A full-time adjustment

Madrid native Gloria Aguilar has made adjustments both in the classroom and on the strip.

Junior sabre Gloria Aguilar practices against teammate Victoria Super last Thursday. | Margo Reed TTN
Junior sabre Gloria Aguilar practices against teammate Victoria Super last Thursday. | Margo Reed TTN

More than 3,000 miles across the Atlantic Ocean is not the only barrier that separates sabre fencer Gloria Aguilar from her homeland of Spain.

 Along with the distance comes the language barrier that proved to be one of the many challenges Aguilar, a international transfer on the fencing team, has faced since she arrived on American soil six months ago.

 “My English wasn’t that good,” Aguilar said. “I went to bed everyday with [a] headache focusing on trying to understand some things.”

 “I had to record all of my classes because I didn’t understand anything,” she added. “So I had to record it, take notes and then re-listen to everything at home.”

 With the help of her tutors, the coaching staff and her teammates including fellow sabre fencer and captain, Lauren Rangel-Friedman, who is a Spanish double major, the Madrid native has improved her English.

 But the English language is not the only improvement Aguilar has made since being en garde for the No. 10 fencing collegiate program in the country.

 On the strip, Aguilar has secured top wins against some of the nation’s top fencers. Her most recent came on Saturday when she faced off against sixth-ranked University of Pennsylvania and won 2-1 at the Philadelphia Invitational.

 That was the same result that came forth in the dual between her and her Penn State opponent at the Penn State Invitational two Saturdays ago. After losing her first bout to then-No. 5 Penn State, Aguilar won the next two bouts to secure the win, knocking off one of the top teams in the country.

 “My first bout with one of the Penn State girls was really bad and then I was like, ‘They don’t know me,” Aguilar said. “‘They will be afraid of me too.’ So I just started to fence, knowing that I worked hard for it and then I started thinking that this isn’t my first year fencing, I have my own skills, I am a smart person and that I need to be confident in my own fencing.”

 It was that same self-motivation that attracted coach Nikki Franke and her staff to Aguilar when she was fencing in Spain.

 “Gloria, she is a real fighter,” Franke said. “She is very competitive.”

 Aguilar got the attention of Temple’s fencing coaching staff through AGM Sports, a recruiting agency in Spain. After getting in contact with Temple, assistant coach Anastasia Ferdman said they received a video of her fencing and liked it.

 But Aguilar’s relationship with the sport of fencing wasn’t always stable as swimming and artsy gymnastics usually played a part in her life starting at the age of six.

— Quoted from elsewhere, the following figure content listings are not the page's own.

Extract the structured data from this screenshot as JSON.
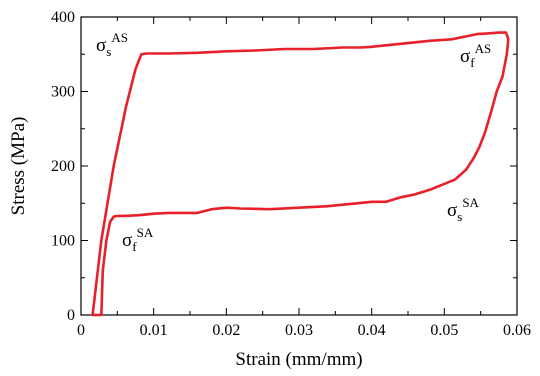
{
  "chart_data": {
    "type": "line",
    "title": "",
    "xlabel": "Strain (mm/mm)",
    "ylabel": "Stress (MPa)",
    "xlim": [
      0,
      0.06
    ],
    "ylim": [
      0,
      400
    ],
    "grid": false,
    "legend": "none",
    "x_ticks": [
      0,
      0.01,
      0.02,
      0.03,
      0.04,
      0.05,
      0.06
    ],
    "x_tick_labels": [
      "0",
      "0.01",
      "0.02",
      "0.03",
      "0.04",
      "0.05",
      "0.06"
    ],
    "y_ticks": [
      0,
      100,
      200,
      300,
      400
    ],
    "y_tick_labels": [
      "0",
      "100",
      "200",
      "300",
      "400"
    ],
    "series": [
      {
        "color": "#e8202a",
        "x": [
          0.0016,
          0.0028,
          0.0045,
          0.0062,
          0.0075,
          0.0083,
          0.009,
          0.012,
          0.016,
          0.02,
          0.024,
          0.028,
          0.032,
          0.036,
          0.0385,
          0.04,
          0.044,
          0.048,
          0.051,
          0.053,
          0.0545,
          0.056,
          0.0575,
          0.0585,
          0.0588,
          0.0586,
          0.058,
          0.0572,
          0.0565,
          0.0556,
          0.0548,
          0.054,
          0.053,
          0.0515,
          0.05,
          0.048,
          0.046,
          0.044,
          0.042,
          0.04,
          0.038,
          0.036,
          0.034,
          0.03,
          0.026,
          0.022,
          0.02,
          0.018,
          0.016,
          0.014,
          0.012,
          0.01,
          0.008,
          0.006,
          0.005,
          0.0045,
          0.004,
          0.0035,
          0.003,
          0.0028,
          0.0016
        ],
        "y": [
          0,
          100,
          200,
          280,
          330,
          350,
          351,
          351,
          352,
          354,
          355,
          357,
          357,
          359,
          359,
          360,
          364,
          368,
          370,
          374,
          377,
          378,
          379,
          379,
          370,
          350,
          320,
          300,
          275,
          245,
          225,
          210,
          195,
          182,
          176,
          168,
          162,
          158,
          152,
          152,
          150,
          148,
          146,
          144,
          142,
          143,
          144,
          142,
          137,
          137,
          137,
          136,
          134,
          133,
          133,
          132,
          125,
          100,
          60,
          0,
          0
        ]
      }
    ],
    "annotations": [
      {
        "base": "σ",
        "sub": "s",
        "sup": "AS"
      },
      {
        "base": "σ",
        "sub": "f",
        "sup": "AS"
      },
      {
        "base": "σ",
        "sub": "s",
        "sup": "SA"
      },
      {
        "base": "σ",
        "sub": "f",
        "sup": "SA"
      }
    ]
  }
}
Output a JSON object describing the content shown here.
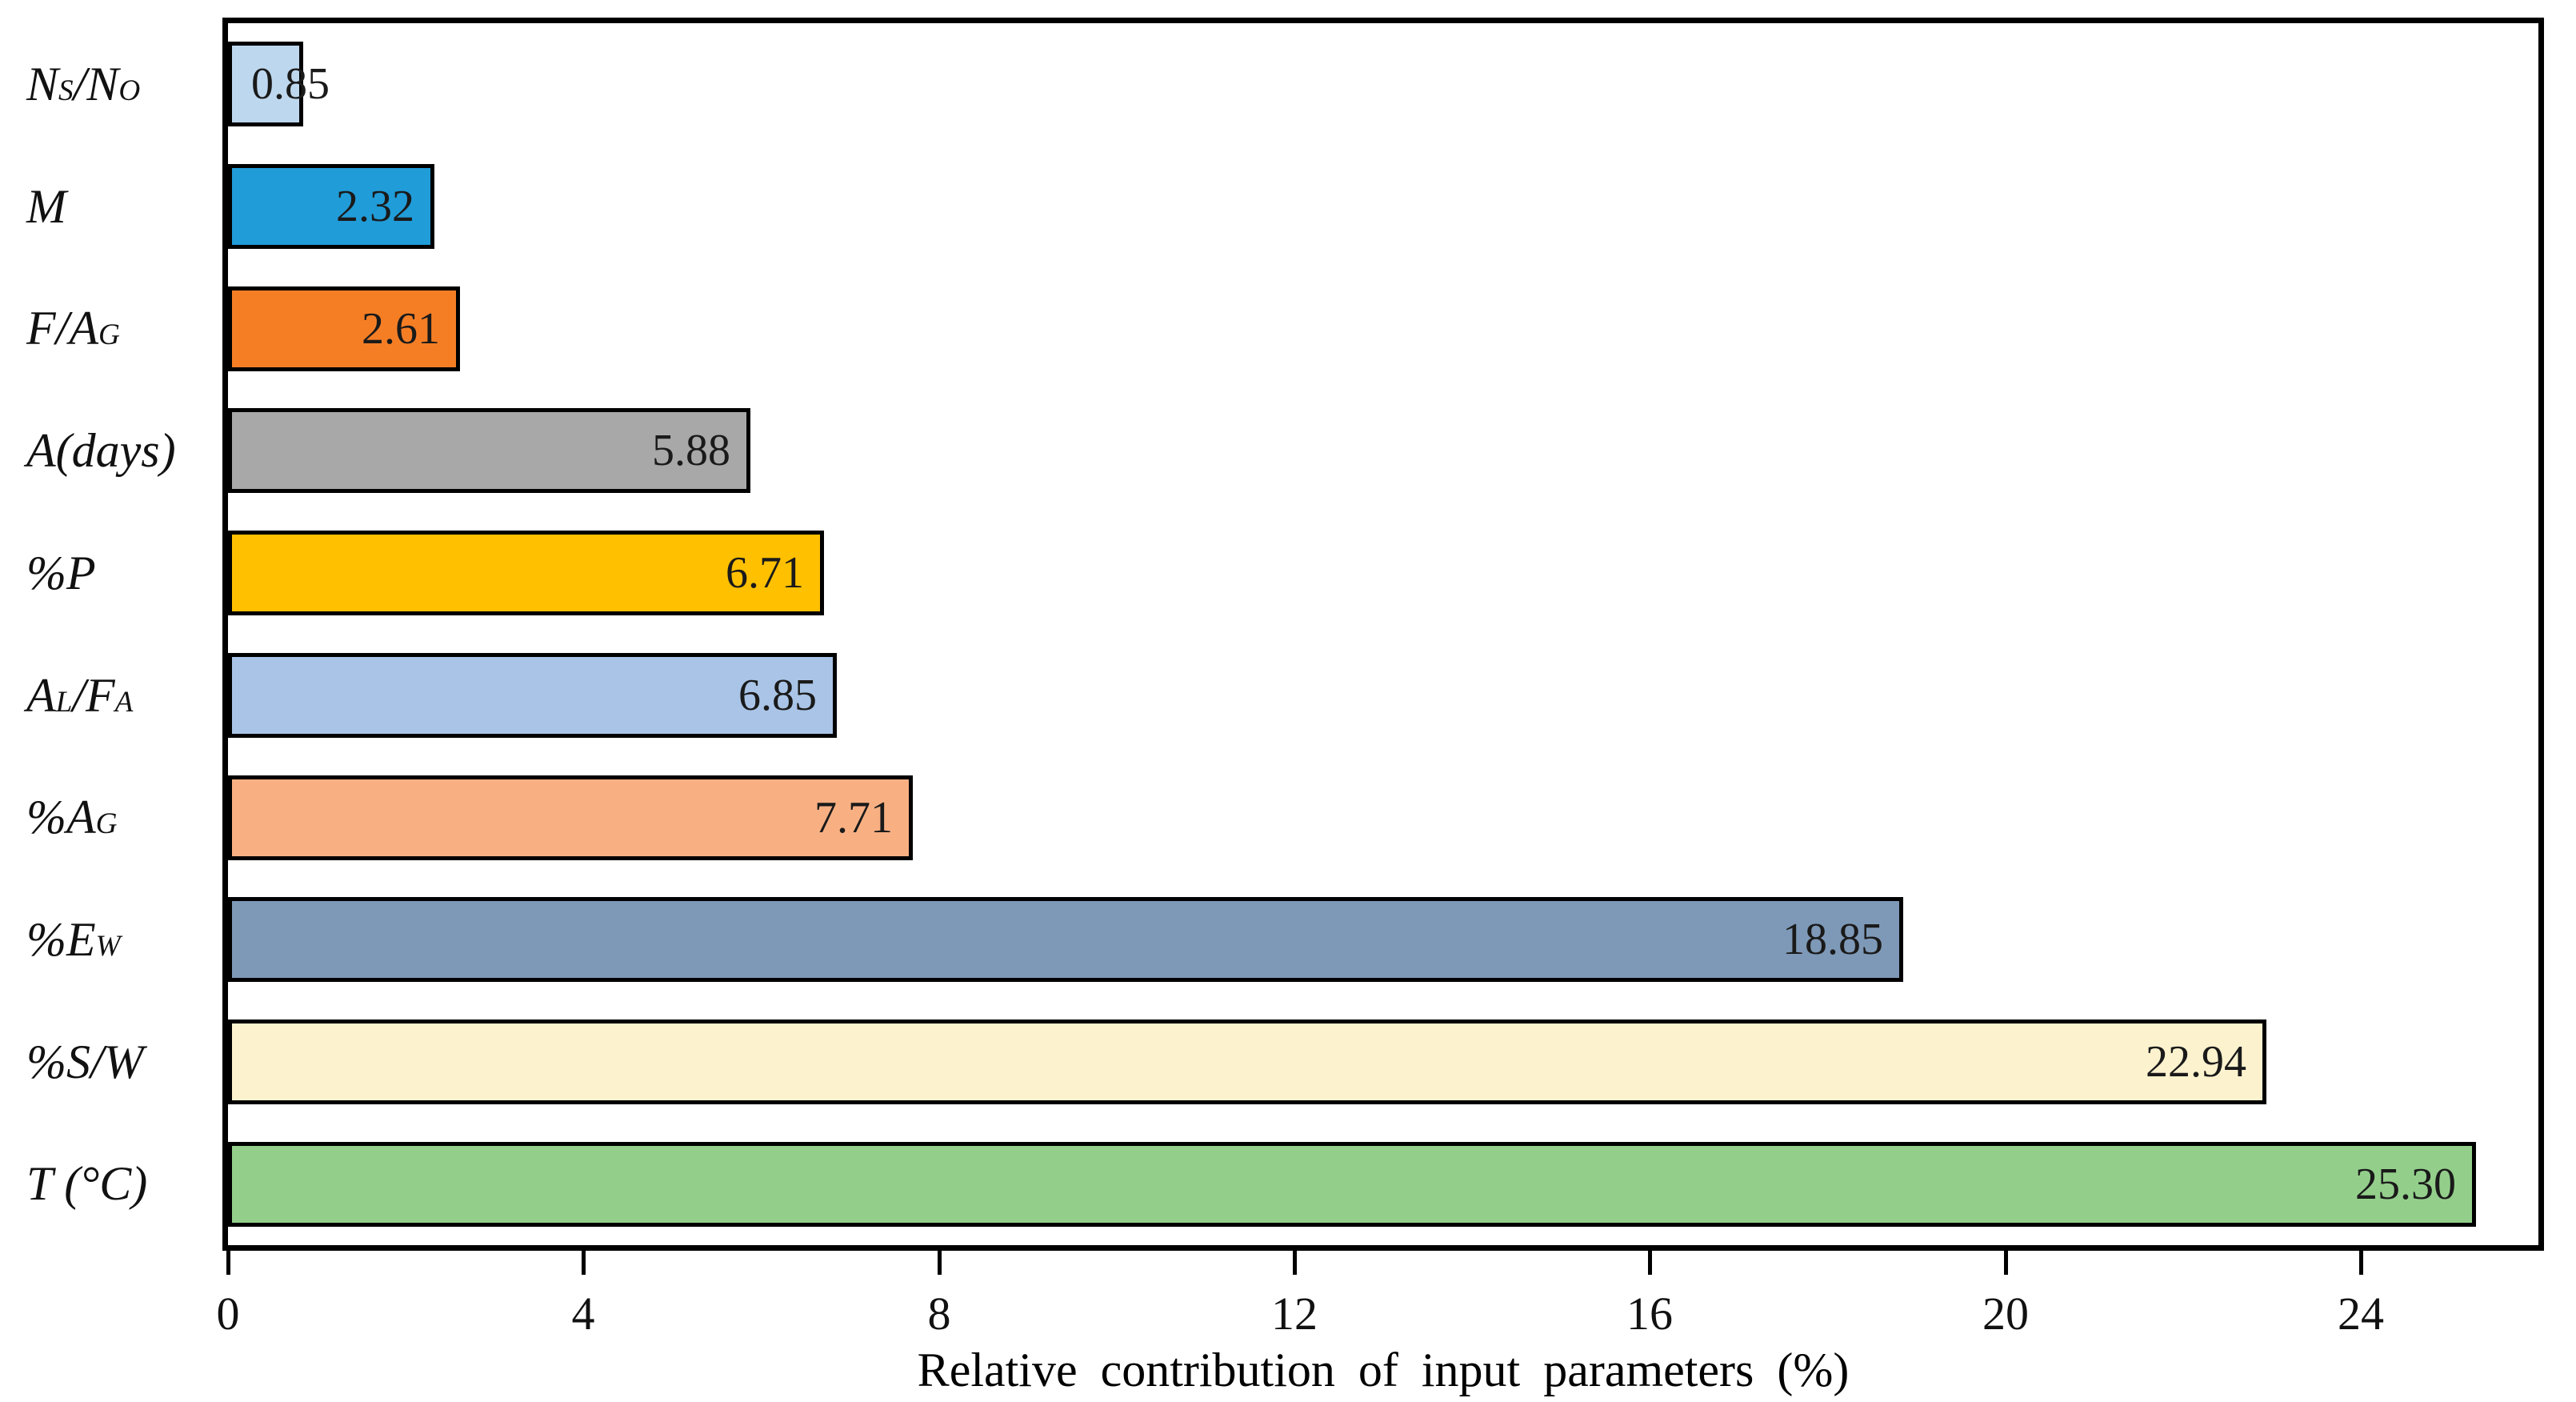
{
  "chart_data": {
    "type": "bar",
    "orientation": "horizontal",
    "title": "",
    "xlabel": "Relative contribution of input parameters (%)",
    "ylabel": "",
    "xlim": [
      0,
      26
    ],
    "xticks": [
      0,
      4,
      8,
      12,
      16,
      20,
      24
    ],
    "grid": false,
    "legend": "none",
    "categories": [
      "N_{S}/N_{O}",
      "M",
      "F/A_{G}",
      "A(days)",
      "%P",
      "A_{L}/F_{A}",
      "%A_{G}",
      "%E_{W}",
      "%S/W",
      "T (°C)"
    ],
    "values": [
      0.85,
      2.32,
      2.61,
      5.88,
      6.71,
      6.85,
      7.71,
      18.85,
      22.94,
      25.3
    ],
    "value_labels": [
      "0.85",
      "2.32",
      "2.61",
      "5.88",
      "6.71",
      "6.85",
      "7.71",
      "18.85",
      "22.94",
      "25.30"
    ],
    "bar_colors": [
      "#BDD7EE",
      "#209CD8",
      "#F57E25",
      "#A8A8A8",
      "#FFC000",
      "#A9C4E6",
      "#F8B083",
      "#7E99B7",
      "#FCF2CE",
      "#93CF8B"
    ],
    "bar_border_color": "#000000",
    "value_label_color": "#1a1a1a",
    "axis_color": "#000000",
    "plot_background": "#ffffff"
  }
}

As Aguilar continued to grow and mature, so did her interest for the game of fencing. Aguilar began attending fencing clubs in Spain and started excelling in the game, accomplishing national and international accolades.

In 2010, Aguilar was named Spain’s Cadet (age 17 and younger) National Champion after being successful in the city tournament and advancing and later winning the national championship. Aguilar continued to excel in the junior (age 20 and younger) category as she finished third in 2012 on the national stage in Spain. A year later, in 2013, Aguilar won the national championship and advanced to the World Cup later that year. Aguilar came in third in at the World Cup championship, which was held in Spain.

 Now, Aguilar intends to continue her success on the US collegiate level, in which Aguilar is still adjusting to. Before Aguilar left Spain, she was in her sophomore year at university.

“I go to university, stay there with my friends,” Aguilar said. “I go home, then I go to practice that is not related to university at all.”

Although college students in Spain do not stay in school for months at a time, Aguilar does relate to university dorms.

“I always think this is like summer camp,” Aguilar said. “Not living with your parents and just being supported by yourself.”

 Even though Aguilar had to make many adjustments since starting at Temple, she is aware of the opportunity that she was offered.

 “This is a really different lifestyle that I have never lived before,” Aguilar said. “It is kind of challenging for me and sometimes I feel like I can’t do this anymore and [I want to] go back to Spain and never think about this anymore, but this is an opportunity that  not everyone has.

 “To be a part of this, to be part of the student body, to be a part of Temple fencing – is great,” Aguilar added. “I’m really happy that I am here. I am happy that coach Franke phoned me.”